Tightening Mexico truck capacity benefiting cross-border rail
Strong freight demand and higher trucking rates within the United States mean fewer trucks available for northbound loads at the US-Mexican border. That’s amplifying the perennial shortage of US-bound equipment there, even as demand for cross-border truck and intermodal rail capacity grows.
That could spur cross-border intermodal demand as a variety of factors crimp over-the-road truck capacity in Mexico and the United States, including new Mexican hours-of-service (HOS) regulations that will take effect in late August and the US electronic logging device (ELD) mandate that took effect last December.
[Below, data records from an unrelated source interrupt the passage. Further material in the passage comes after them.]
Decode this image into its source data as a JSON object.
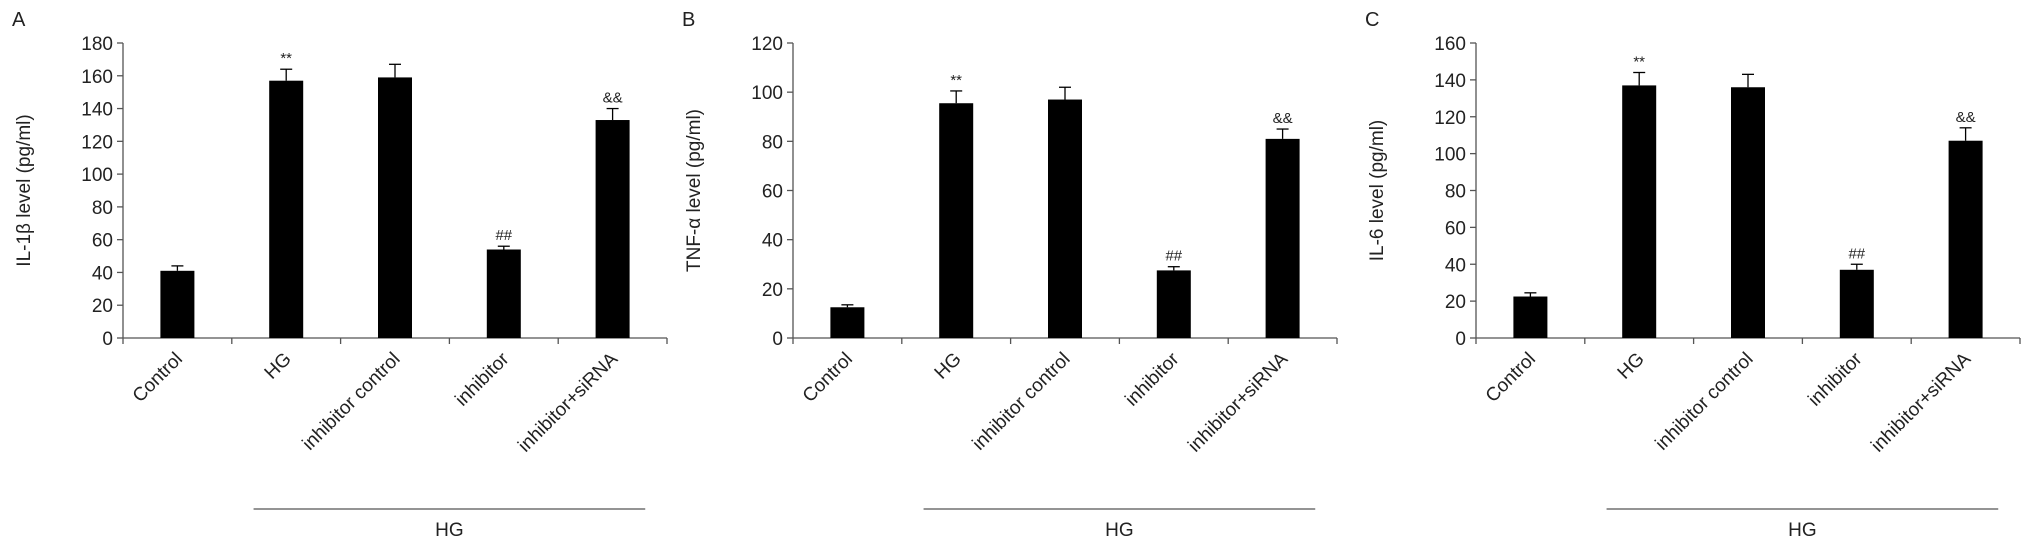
{
  "chart_data": [
    {
      "type": "bar",
      "panel_label": "A",
      "y_label": "IL-1β level (pg/ml)",
      "categories": [
        "Control",
        "HG",
        "inhibitor control",
        "inhibitor",
        "inhibitor+siRNA"
      ],
      "values": [
        41,
        157,
        159,
        54,
        133
      ],
      "errors": [
        3,
        7,
        8,
        2,
        7
      ],
      "annotations": [
        null,
        "**",
        null,
        "##",
        "&&"
      ],
      "group_label": "HG",
      "color": "#000000",
      "ylim": [
        0,
        180
      ],
      "yticks": [
        0,
        20,
        40,
        60,
        80,
        100,
        120,
        140,
        160,
        180
      ]
    },
    {
      "type": "bar",
      "panel_label": "B",
      "y_label": "TNF-α level (pg/ml)",
      "categories": [
        "Control",
        "HG",
        "inhibitor control",
        "inhibitor",
        "inhibitor+siRNA"
      ],
      "values": [
        12.5,
        95.5,
        97,
        27.5,
        81
      ],
      "errors": [
        1,
        5,
        5,
        1.5,
        4
      ],
      "annotations": [
        null,
        "**",
        null,
        "##",
        "&&"
      ],
      "group_label": "HG",
      "color": "#000000",
      "ylim": [
        0,
        120
      ],
      "yticks": [
        0,
        20,
        40,
        60,
        80,
        100,
        120
      ]
    },
    {
      "type": "bar",
      "panel_label": "C",
      "y_label": "IL-6 level (pg/ml)",
      "categories": [
        "Control",
        "HG",
        "inhibitor control",
        "inhibitor",
        "inhibitor+siRNA"
      ],
      "values": [
        22.5,
        137,
        136,
        37,
        107
      ],
      "errors": [
        2,
        7,
        7,
        3,
        7
      ],
      "annotations": [
        null,
        "**",
        null,
        "##",
        "&&"
      ],
      "group_label": "HG",
      "color": "#000000",
      "ylim": [
        0,
        160
      ],
      "yticks": [
        0,
        20,
        40,
        60,
        80,
        100,
        120,
        140,
        160
      ]
    }
  ]
}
This year, peak produce will really test surface transport
The imbalance in northbound and southbound shipments between the United States and Mexico hits shippers hard in the spring and early summer, the peak produce shipping season from Mexico, and in recent years it has been getting worse. The ratio can jump higher than three to one northbound-to-southbound shipments.
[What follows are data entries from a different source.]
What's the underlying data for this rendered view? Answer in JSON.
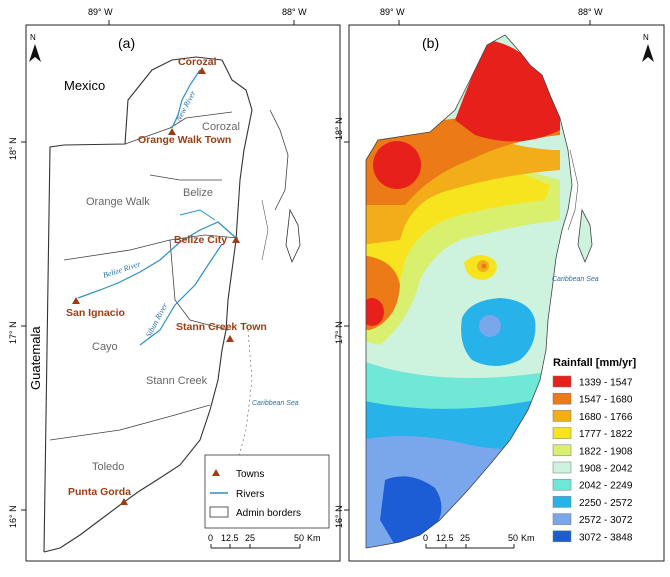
{
  "panel_a": {
    "label": "(a)",
    "lon_ticks": [
      "89° W",
      "88° W"
    ],
    "lat_ticks": [
      "18° N",
      "17° N",
      "16° N"
    ],
    "north_label": "N",
    "countries": {
      "mexico": "Mexico",
      "guatemala": "Guatemala"
    },
    "districts": [
      "Corozal",
      "Orange Walk",
      "Belize",
      "Cayo",
      "Stann Creek",
      "Toledo"
    ],
    "towns": [
      "Corozal",
      "Orange Walk Town",
      "Belize City",
      "San Ignacio",
      "Stann Creek Town",
      "Punta Gorda"
    ],
    "rivers": [
      "New River",
      "Belize River",
      "Sibun River"
    ],
    "sea_label": "Caribbean Sea",
    "legend": {
      "towns": "Towns",
      "rivers": "Rivers",
      "borders": "Admin borders"
    },
    "scale": {
      "ticks": [
        "0",
        "12.5",
        "25",
        "50"
      ],
      "unit": "Km"
    }
  },
  "panel_b": {
    "label": "(b)",
    "lon_ticks": [
      "89° W",
      "88° W"
    ],
    "lat_ticks": [
      "18° N",
      "17° N",
      "16° N"
    ],
    "north_label": "N",
    "sea_label": "Caribbean Sea",
    "legend_title": "Rainfall [mm/yr]",
    "classes": [
      {
        "range": "1339 - 1547",
        "color": "#e8201c"
      },
      {
        "range": "1547 - 1680",
        "color": "#ec7a16"
      },
      {
        "range": "1680 - 1766",
        "color": "#f2ad18"
      },
      {
        "range": "1777 - 1822",
        "color": "#f7e41f"
      },
      {
        "range": "1822 - 1908",
        "color": "#d8f06e"
      },
      {
        "range": "1908 - 2042",
        "color": "#cdf2de"
      },
      {
        "range": "2042 - 2249",
        "color": "#6fe8d8"
      },
      {
        "range": "2250 - 2572",
        "color": "#27b2ea"
      },
      {
        "range": "2572 - 3072",
        "color": "#7aa6ec"
      },
      {
        "range": "3072 - 3848",
        "color": "#1c5dd6"
      }
    ],
    "scale": {
      "ticks": [
        "0",
        "12.5",
        "25",
        "50"
      ],
      "unit": "Km"
    }
  }
}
“This problem is just getting bigger,” said Carlos Godinez, commercial and new business director, Mexico, at Transplace. So is cross-border freight traffic, despite trade disputes. Truck traffic from Mexico into the United States rose 3.6 percent in the first quarter, US Bureau of Transportation Statistics (BTS) data show.
In April, the dollar value of US-Mexico trade by truck increased 20.1 percent to $35.9 billion, according to the BTS. At Laredo, Texas, the largest US border crossing by truck volume, the value of goods transported across the border by truck jumped 15.3 percent year over year in May to $19.9 billion.
Those figures, the latest available, were released before the produce season really kicked off, tightening northbound capacity at the border even further. “It’s a very dynamic environment in both countries right now,” Godinez told JOC.com. “It’s been a busy year in terms of both volume and rates.”
Northbound truck traffic rose 6.6 percent and 4.7 percent year over year in January and February, respectively, before dropping less than one percent in March, BTS data indicate. In terms of truck crossings, however, March was the strongest month in the first quarter, with 534,661 northbound trucks.
“In the past, we had this very clear surge and peak season for cross-border freight, normally after the holidays, and then demand would drop and pick up again in February,” Godinez said. “This year we didn’t see that drop.”